[Vision2020] High-stakes testing...
Don Kaag
dkaag@turbonet.com
Wed, 25 Jun 2003 11:38:10 -0700
Saundra:
I can't speak for anyone but myself on testing and the time it takes,
but for what it's worth, here's the opinion of a local public high
school teacher.
"Nickelby" (The Federal No Child Left Behind Act) pretty much requires
states to put comprehensive progress and exiting tests in place, or
risk losing federal funding. Which is how the Feds get the Department
of Education's nose under the state and local educational tent,
responsibility and control of education being something notionally left
at the state and local level by the Founding Founders.

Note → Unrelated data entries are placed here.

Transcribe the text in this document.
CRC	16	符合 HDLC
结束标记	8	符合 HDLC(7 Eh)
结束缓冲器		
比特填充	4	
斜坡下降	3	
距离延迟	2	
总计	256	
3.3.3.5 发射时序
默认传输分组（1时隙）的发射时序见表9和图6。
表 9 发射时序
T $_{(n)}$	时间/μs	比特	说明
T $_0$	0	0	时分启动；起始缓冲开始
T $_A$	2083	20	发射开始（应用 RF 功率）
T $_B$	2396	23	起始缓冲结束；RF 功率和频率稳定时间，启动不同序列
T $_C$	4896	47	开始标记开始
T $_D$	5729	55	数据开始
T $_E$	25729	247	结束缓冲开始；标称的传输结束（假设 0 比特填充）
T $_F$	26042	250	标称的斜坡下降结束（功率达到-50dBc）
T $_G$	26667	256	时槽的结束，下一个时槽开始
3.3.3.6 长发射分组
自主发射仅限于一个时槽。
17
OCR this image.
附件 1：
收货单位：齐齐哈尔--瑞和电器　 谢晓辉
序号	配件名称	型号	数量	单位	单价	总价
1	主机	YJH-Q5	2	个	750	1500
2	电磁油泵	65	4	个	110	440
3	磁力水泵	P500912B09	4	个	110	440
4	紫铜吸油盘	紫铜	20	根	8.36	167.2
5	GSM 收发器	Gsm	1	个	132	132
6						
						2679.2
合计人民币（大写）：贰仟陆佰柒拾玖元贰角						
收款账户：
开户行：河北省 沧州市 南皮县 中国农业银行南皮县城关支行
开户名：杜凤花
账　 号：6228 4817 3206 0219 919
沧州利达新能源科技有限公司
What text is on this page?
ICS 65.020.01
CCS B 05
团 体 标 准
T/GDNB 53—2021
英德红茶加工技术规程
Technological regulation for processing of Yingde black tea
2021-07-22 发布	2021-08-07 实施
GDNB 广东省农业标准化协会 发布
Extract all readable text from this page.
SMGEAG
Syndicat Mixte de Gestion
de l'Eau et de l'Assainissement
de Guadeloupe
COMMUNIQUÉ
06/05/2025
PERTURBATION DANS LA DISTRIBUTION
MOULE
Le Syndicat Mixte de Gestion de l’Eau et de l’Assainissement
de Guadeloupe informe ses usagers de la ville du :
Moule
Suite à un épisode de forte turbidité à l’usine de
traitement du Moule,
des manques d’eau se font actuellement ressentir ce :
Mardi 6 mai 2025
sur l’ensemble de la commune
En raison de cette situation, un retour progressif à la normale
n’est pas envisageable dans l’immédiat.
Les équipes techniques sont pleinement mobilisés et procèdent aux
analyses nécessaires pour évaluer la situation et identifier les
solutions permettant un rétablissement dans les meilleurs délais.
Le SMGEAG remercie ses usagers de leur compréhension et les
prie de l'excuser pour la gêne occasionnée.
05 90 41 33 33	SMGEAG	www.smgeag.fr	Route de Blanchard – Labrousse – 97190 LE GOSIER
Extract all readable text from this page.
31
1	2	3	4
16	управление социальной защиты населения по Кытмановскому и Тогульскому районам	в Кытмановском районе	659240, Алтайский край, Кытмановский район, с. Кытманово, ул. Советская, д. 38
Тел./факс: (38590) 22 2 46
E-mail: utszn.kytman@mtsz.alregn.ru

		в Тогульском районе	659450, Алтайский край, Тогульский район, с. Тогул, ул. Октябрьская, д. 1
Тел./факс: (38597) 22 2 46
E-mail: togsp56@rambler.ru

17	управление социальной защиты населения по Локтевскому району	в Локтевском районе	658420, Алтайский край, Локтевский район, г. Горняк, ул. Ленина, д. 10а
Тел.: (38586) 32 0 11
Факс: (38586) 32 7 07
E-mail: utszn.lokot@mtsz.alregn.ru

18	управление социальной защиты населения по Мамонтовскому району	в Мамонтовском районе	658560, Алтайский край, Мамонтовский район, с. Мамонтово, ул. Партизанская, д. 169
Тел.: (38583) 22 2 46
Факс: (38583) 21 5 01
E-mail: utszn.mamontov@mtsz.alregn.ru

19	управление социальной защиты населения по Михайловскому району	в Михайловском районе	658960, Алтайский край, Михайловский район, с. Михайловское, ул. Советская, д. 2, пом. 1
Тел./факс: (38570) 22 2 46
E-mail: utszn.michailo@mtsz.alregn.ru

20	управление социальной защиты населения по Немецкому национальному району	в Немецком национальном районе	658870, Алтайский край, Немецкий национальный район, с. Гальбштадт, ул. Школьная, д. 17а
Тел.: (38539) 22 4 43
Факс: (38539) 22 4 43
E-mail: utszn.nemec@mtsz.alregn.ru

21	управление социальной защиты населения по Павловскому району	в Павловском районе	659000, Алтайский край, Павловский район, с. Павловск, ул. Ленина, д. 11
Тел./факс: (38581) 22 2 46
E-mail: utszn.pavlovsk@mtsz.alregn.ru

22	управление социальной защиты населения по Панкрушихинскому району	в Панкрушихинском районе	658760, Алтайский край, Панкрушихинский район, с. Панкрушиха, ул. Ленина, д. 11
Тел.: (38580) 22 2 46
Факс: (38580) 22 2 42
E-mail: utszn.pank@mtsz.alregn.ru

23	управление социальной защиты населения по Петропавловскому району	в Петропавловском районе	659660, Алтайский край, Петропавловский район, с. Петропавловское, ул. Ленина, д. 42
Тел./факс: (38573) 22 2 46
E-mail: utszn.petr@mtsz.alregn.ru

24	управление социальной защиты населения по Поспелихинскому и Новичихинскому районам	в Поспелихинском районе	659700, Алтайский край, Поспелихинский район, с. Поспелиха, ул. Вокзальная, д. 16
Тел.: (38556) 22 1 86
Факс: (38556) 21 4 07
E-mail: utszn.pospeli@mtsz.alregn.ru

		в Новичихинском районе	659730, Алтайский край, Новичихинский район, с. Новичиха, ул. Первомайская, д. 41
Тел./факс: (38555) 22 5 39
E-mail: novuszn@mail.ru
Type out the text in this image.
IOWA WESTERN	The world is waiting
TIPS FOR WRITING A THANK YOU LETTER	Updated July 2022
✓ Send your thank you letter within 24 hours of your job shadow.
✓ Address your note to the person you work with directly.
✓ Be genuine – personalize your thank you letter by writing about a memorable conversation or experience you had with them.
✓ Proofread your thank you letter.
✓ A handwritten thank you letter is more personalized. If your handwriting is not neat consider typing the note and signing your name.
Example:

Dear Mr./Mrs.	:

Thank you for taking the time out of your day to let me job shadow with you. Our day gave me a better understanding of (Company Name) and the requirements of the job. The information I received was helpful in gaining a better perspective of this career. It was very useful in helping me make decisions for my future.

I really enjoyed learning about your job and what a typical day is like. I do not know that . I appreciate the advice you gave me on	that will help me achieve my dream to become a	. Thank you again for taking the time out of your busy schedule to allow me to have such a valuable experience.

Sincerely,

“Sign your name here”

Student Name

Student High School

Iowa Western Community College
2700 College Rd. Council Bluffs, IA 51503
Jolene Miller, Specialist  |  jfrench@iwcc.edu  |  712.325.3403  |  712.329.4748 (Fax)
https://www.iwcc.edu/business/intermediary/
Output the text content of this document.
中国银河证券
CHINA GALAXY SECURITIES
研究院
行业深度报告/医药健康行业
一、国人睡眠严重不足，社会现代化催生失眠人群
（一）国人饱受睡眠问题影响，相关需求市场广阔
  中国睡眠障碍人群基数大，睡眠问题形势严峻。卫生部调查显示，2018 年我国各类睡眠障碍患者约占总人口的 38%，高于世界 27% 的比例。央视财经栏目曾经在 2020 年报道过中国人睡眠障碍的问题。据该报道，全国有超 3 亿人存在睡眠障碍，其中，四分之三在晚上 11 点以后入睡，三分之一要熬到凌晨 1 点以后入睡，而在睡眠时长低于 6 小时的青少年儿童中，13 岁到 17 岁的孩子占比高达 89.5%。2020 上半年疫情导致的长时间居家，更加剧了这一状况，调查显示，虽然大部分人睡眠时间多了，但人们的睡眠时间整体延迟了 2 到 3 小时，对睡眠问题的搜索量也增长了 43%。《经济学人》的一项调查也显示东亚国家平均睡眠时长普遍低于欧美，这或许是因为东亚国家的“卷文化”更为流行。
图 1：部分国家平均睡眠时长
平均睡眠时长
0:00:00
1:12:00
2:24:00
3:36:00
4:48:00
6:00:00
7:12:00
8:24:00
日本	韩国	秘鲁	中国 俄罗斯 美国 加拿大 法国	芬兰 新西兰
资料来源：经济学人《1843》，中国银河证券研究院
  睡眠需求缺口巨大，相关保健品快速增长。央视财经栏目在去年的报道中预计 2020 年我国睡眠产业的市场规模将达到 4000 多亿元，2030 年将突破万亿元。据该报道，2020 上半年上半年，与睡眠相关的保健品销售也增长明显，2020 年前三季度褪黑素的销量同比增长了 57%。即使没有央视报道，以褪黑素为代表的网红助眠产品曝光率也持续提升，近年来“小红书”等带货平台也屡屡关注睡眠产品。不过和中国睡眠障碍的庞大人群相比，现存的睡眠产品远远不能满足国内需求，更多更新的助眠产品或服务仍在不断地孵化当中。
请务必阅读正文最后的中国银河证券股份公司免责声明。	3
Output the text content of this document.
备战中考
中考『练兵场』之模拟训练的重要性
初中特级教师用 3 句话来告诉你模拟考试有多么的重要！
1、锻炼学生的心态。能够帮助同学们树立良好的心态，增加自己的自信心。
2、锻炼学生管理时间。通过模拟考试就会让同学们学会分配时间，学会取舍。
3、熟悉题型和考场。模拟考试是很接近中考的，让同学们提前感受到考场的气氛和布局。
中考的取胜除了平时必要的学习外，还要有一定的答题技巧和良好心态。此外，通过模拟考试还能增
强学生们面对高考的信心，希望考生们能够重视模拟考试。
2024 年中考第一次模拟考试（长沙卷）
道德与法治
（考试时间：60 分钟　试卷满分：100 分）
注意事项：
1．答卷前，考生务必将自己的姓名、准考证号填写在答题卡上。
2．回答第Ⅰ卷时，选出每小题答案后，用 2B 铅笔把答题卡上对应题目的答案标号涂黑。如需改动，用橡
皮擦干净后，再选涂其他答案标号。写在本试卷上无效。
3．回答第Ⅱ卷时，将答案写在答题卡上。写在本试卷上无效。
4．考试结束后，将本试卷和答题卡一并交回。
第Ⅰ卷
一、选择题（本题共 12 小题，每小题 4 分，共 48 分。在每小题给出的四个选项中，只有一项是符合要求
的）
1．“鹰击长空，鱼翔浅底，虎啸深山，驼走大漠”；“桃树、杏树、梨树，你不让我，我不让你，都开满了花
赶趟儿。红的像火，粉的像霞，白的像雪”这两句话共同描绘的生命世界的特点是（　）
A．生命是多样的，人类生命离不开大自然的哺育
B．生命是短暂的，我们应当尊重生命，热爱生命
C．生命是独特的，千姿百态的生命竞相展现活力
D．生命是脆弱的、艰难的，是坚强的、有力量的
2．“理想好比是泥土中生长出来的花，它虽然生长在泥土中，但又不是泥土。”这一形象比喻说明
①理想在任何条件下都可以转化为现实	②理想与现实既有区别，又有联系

The tiny-minded solons at our beloved "Idaho Ledge" are also into the
act, with mandated state testing in primary, junior high and high
school, and high stakes exit testing on the edge of being mandatory for
graduation from high school. They are also into putting teachers and
schools on notice that if there isn't measurable improvement both
overall and as individual students progress through the public school
system, both schools and teachers will be penalized.
Here's what I think. We work in a bureaucratized system that
desperately needs something to quantify. You can quantify objective
test results. But that does not really indicate that education is
taking place so much as it indicates fact memorization and acquisition
of test-taking skills. There is a body of essential facts in each
academic discipline that kids have to know in order to be minimally
competent, granted, but the most important skills they need to acquire
are how to learn, how to reason, how to take disparate discrete facts
and synthesize them into coherent theories and integrated ideas, how to
research effectively and write persuasively and formally in their base
languagein all of their classes, not just in English. These things are
much more slippery than facts to objectively test. And, as the Romans
said, "Custodet Quis Custodiet"("Who Will Watch the Watchers?")... who
writes the tests, who determines what they measure, and if they are
culture-fair and balanced, and who interprets the results?
Under "Nicklelby" and the current state requirements, teachers and
schools will be unfairly penalized if students fail. Why do I say
that? Because teachers and schools are the only third of the
three-tiered educational partnership that bureaucrats can affect. The
other two-thirds are parental support of education and individual
students' willingness and readiness to learn, and neither of those have
handles that the system can sanction effectively. The best teacher in
the world, competent and professional in their discipline, and
motivated to teach kids, can't succeed if the other two factors are
absent. But it is teachers who will take the hit if kids fail, because
they can be penalized, and the other two facets can't.
Don't misunderstand me... I think some kind of exit test is essential
to assure that our high school degree is not just a meaningless piece
of paper and a "social" sop to politically-correct "feel-gooders" who
want to graduate illiterates because it will make them feel good about
themselves. But parents and students must be held accountable for
failure, too, not just teachers.
As for the time required to test, yes, it does take away essential
class teaching time from teachers. But honestly, it is a drop in the
bucket in terms of the class interruptions we experience on a daily,
weekly, monthly and yearly basis. I was frustrated enough with
purloined class time last year to sit down and compute how many days I
was able to teach my classes uninterrupted during the school year.
After itemizing the data from the daily bulletins, which I keep in a
loose-leaf binder, the answer was slightly more than half. That counts
time cut from my classes for assemblies, releases for sports
activities, and other distractors like half or all-day field trips for
band, other classes, academic competitions, the one week Arts Fest,
etc., but not the constant individual pulling out of students during
class for counseling appointments, meetings with administrators,
medical and dental appointments, handing out the student newspaper,
tech crew prepping the auditorium for assemblies, student government,
etc. It also doesn't tally the portions of periods I have to give up
to hold student elections, have counselors talk to juniors about their
senior year and pre-register for their classes, or anything else anyone
can think up that takes my class time.
If I sound frustrated, I am. I once asked my principal, "When is the
last time we preempted a football game for a History class?" Sports
are particularly egregious in the springtime. With kids involved in
baseball, softball, golf, track and wrestling and who knows what else
all being released early for sports, there have been times in
afternoons in the spring when I simply cancelled class for the 4 or 5
students I had left in a section, because attempting to teach anything
would be a waste of time. Given that we are in a lightly-populated
area of the country, and teams routinely travel to places like
Grangeville and Sand Point, the interruptions of the educational
process are constant and annoying. It is a wonder that they have time
to learn anything at all, given the amount of time I have to teach.